Chapter 19 - Metaheuristics for optimizing weights in neural networks

Mohammed A. Awadallah, Iyad Abu-Doush, Mohammed Azmi Al-Betar, Malik Shehadeh Braik

Research output: Chapter in Book/Report/Conference proceedingChapterpeer-review

16 Scopus citations

Abstract

The multilayer perceptron (MLP) neural network is the most popular feedforward neural network widely used to tackle different classification and prediction problems. The successful behavior of MLP depends on the proper configurations of its input parameters (i.e., weights and biases), which are adjusted in the learning process using a gradient-based mechanism. Two chronic problems of gradient-based mechanisms can occur: slow convergence and local optima trap.
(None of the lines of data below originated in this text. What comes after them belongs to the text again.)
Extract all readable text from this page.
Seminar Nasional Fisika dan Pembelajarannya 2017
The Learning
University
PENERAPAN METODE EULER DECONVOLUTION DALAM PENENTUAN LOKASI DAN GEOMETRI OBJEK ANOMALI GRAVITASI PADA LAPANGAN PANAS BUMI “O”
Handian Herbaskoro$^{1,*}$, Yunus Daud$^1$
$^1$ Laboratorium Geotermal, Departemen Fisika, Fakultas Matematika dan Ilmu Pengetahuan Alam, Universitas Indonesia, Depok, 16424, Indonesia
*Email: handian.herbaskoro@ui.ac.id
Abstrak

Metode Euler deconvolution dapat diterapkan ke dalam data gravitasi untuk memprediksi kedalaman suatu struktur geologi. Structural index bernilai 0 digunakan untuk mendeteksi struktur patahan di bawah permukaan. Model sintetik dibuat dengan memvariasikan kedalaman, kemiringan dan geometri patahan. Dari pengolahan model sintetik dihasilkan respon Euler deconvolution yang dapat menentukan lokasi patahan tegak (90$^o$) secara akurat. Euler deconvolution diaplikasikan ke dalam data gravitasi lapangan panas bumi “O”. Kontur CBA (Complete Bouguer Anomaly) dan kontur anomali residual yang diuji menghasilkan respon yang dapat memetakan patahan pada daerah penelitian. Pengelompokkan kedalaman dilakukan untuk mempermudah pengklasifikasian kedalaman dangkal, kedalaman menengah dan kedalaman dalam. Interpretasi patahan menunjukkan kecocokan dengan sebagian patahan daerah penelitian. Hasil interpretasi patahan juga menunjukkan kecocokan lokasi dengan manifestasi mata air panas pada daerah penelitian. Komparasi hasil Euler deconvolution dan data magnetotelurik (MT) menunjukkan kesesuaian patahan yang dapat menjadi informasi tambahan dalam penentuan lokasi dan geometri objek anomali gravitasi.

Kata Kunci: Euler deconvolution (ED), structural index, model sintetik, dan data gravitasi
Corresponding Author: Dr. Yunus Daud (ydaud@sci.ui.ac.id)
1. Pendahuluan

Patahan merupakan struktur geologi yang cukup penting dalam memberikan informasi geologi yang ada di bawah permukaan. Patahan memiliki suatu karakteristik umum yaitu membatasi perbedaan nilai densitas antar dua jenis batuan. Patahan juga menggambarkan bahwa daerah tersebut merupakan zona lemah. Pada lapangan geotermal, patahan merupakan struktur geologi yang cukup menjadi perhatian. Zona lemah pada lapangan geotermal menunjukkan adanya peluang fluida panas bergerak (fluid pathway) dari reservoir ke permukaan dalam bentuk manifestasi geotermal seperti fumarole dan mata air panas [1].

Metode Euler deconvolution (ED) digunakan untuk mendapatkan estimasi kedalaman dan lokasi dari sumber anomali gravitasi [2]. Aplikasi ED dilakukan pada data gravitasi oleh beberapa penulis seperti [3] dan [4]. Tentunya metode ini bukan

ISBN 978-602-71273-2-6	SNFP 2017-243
To avoid these problems, the process of the gradient-based mechanism is replaced by a recent metaheuristic swarm-based method called horse herd optimization algorithm (HOA). In this chapter, HOA serves as a training algorithm in MLP to find optimal configurations of its input parameters, thus improving its classification performance. The proposed HOA-MLP is evaluated using 15 popular classification datasets with 2–10 label classes. The proposed HOA-MLP is compared against five other comparative methods, which are bat algorithm, harmony search, flower pollination algorithm, sine cosine algorithm, and JAYA algorithm. Interestingly, the HOA-MLP is able to outperform others in 5 out of 15 datasets. Furthermore, the HOA-MLP can achieve high-quality results when compared with the comparative methods.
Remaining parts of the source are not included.